Arts, Dining & Entertainment

Author and activist Bill McKibben speaks at GMC

Monday, Oct. 27 at 7 p.m. — POULTNEY — Bill McKibben, author, educator, environmentalist, and founder of 350.org, will be on the Green Mountain College campus on Monday, Oct. 27 at 7 p.m. to deliver a public talk “Life on the Border: Vermont, New York and the Future” in Ackley Auditorium. The address is free and open to the public.

McKibben is the author of the book “Wandering Home,” summer reading for first-year students in the college’s Images of Nature classes. The book examines McKibben’s current (Vermont) and former (New York’s Adirondack region) homes and reflects on the hopeful signs he finds in both places. In Vermont he visits with friends trying to sustain traditional ways of living on the land and inventing new ones. After crossing Lake Champlain in a rowboat, he backpacks south for ten days through the Adirondack woods, contemplating the questions that he began to raise in his book “The End of Nature:” What constitutes the natural? How much human intervention can a place stand before it loses its essence? What does it mean for a place to be truly wild? 

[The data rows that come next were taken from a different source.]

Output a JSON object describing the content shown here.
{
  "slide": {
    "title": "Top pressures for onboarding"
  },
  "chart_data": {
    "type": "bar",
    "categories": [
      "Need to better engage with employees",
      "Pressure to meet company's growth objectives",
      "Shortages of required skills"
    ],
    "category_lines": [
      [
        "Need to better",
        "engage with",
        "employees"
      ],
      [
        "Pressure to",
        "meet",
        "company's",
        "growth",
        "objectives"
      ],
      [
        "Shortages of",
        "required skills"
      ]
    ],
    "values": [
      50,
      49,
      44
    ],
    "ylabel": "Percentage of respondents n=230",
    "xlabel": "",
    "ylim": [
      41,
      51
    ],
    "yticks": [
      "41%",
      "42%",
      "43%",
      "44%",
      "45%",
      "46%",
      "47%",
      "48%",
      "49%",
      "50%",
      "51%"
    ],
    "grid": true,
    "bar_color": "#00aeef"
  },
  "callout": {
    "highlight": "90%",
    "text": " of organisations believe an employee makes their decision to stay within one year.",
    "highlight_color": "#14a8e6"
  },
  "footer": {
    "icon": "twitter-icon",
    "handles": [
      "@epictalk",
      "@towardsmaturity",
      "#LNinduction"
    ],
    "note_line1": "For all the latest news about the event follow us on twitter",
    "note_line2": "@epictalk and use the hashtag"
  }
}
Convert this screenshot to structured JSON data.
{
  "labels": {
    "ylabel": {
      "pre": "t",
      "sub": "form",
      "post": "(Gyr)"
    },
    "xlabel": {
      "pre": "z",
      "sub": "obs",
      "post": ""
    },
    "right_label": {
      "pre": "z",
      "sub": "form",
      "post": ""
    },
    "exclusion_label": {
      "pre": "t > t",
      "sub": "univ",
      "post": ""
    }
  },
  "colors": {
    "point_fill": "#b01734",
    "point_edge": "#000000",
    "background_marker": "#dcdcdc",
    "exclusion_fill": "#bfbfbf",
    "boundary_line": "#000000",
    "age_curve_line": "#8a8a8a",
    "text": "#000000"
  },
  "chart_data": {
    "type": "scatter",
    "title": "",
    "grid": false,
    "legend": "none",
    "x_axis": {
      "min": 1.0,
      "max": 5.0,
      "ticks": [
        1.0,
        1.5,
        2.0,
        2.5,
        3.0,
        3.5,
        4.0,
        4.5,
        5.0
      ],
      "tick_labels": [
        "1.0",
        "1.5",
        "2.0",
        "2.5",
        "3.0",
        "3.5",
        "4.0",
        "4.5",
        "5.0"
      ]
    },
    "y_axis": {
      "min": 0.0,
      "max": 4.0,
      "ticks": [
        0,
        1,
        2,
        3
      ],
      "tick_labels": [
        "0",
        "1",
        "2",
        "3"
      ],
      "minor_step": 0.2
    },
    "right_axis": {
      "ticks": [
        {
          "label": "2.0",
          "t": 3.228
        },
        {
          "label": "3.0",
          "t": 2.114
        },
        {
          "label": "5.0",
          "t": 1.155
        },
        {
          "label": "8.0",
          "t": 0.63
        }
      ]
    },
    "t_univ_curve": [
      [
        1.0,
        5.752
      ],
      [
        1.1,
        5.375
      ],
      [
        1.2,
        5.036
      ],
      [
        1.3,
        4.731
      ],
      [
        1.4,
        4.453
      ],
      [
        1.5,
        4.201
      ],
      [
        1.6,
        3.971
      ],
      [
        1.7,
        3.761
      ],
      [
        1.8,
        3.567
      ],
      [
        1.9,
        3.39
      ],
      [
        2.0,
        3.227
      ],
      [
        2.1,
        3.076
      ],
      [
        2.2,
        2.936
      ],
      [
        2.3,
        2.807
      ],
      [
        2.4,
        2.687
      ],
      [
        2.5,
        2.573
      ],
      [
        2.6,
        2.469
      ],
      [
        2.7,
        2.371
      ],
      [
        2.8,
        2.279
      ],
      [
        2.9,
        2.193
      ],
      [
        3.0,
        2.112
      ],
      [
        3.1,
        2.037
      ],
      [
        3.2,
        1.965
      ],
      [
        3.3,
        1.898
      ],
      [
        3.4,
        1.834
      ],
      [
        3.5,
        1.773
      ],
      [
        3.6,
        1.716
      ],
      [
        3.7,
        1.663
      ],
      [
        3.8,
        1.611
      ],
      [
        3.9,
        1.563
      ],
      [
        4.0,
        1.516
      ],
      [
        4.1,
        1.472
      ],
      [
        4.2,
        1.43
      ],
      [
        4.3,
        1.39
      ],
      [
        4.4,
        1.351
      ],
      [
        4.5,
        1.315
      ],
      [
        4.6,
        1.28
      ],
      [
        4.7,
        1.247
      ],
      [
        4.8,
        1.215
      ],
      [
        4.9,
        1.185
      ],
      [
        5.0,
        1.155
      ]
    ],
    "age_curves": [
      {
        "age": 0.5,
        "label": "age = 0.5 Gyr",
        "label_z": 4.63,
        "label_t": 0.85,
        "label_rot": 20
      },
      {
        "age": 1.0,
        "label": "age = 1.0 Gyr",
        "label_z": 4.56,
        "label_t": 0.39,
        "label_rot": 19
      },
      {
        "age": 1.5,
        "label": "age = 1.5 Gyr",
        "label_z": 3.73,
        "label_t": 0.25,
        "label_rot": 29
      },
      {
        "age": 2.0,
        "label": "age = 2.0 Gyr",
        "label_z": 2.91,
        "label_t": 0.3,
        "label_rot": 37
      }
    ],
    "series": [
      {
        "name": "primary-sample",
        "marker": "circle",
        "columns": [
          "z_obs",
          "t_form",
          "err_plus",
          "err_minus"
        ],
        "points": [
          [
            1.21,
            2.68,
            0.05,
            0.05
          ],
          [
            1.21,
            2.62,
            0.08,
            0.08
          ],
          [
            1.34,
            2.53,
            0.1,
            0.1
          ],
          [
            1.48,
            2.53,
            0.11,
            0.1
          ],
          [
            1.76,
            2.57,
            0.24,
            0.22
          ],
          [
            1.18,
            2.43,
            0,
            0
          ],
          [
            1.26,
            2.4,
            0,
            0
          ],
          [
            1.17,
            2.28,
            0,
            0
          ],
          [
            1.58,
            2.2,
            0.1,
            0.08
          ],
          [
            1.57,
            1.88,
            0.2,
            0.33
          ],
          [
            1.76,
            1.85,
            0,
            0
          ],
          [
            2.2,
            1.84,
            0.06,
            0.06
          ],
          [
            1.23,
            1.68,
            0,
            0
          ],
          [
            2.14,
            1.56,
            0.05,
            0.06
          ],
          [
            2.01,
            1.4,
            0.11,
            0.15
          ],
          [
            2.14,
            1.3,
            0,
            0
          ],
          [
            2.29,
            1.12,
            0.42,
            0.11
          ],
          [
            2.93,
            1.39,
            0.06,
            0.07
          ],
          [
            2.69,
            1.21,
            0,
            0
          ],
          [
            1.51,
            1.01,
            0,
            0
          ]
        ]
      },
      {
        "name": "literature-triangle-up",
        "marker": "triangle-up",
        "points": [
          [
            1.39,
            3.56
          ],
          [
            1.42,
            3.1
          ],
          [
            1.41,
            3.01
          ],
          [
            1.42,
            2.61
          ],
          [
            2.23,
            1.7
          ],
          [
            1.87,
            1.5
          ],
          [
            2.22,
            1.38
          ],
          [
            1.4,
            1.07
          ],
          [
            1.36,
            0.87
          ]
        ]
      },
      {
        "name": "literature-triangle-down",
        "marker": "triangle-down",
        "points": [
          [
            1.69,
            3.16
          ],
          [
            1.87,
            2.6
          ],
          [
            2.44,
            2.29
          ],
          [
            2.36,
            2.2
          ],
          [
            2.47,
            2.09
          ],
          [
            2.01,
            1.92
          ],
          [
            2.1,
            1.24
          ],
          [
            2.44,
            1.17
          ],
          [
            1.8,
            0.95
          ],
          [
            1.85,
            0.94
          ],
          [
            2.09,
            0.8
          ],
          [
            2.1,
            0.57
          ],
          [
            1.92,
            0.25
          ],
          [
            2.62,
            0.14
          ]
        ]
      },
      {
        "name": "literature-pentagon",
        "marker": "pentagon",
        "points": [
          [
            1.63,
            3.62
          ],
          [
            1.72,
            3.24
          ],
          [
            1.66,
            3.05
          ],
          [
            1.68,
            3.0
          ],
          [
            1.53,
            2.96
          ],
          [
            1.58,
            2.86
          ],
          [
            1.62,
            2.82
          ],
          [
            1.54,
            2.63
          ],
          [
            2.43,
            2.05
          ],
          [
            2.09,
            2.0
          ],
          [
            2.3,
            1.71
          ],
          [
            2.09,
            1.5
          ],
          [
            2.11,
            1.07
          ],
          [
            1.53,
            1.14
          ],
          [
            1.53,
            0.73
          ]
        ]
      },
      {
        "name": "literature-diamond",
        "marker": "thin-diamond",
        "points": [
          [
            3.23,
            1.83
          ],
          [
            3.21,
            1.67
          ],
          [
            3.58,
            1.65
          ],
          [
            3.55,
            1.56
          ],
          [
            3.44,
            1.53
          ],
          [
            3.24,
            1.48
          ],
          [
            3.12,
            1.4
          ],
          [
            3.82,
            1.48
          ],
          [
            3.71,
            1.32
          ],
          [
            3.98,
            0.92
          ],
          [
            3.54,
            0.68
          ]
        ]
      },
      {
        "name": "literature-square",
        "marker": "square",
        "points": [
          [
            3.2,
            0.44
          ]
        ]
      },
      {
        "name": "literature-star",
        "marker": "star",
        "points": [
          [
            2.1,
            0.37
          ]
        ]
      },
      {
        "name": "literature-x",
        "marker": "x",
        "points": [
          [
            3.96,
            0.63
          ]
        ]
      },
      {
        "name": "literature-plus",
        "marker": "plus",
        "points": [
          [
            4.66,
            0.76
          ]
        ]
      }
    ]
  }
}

The Schumann Distinguished Scholar in Environmental Studies at Middlebury College and a fellow of the American Academy of Arts and Sciences, McKibben was the 2013 winner of the Gandhi Prize and the Thomas Merton Prize, and holds honorary degrees from 18 colleges and universities. Foreign Policy named him to its inaugural list of the world’s 100 most important global thinkers, and the Boston Globe calls him “probably America’s most important environmentalist.”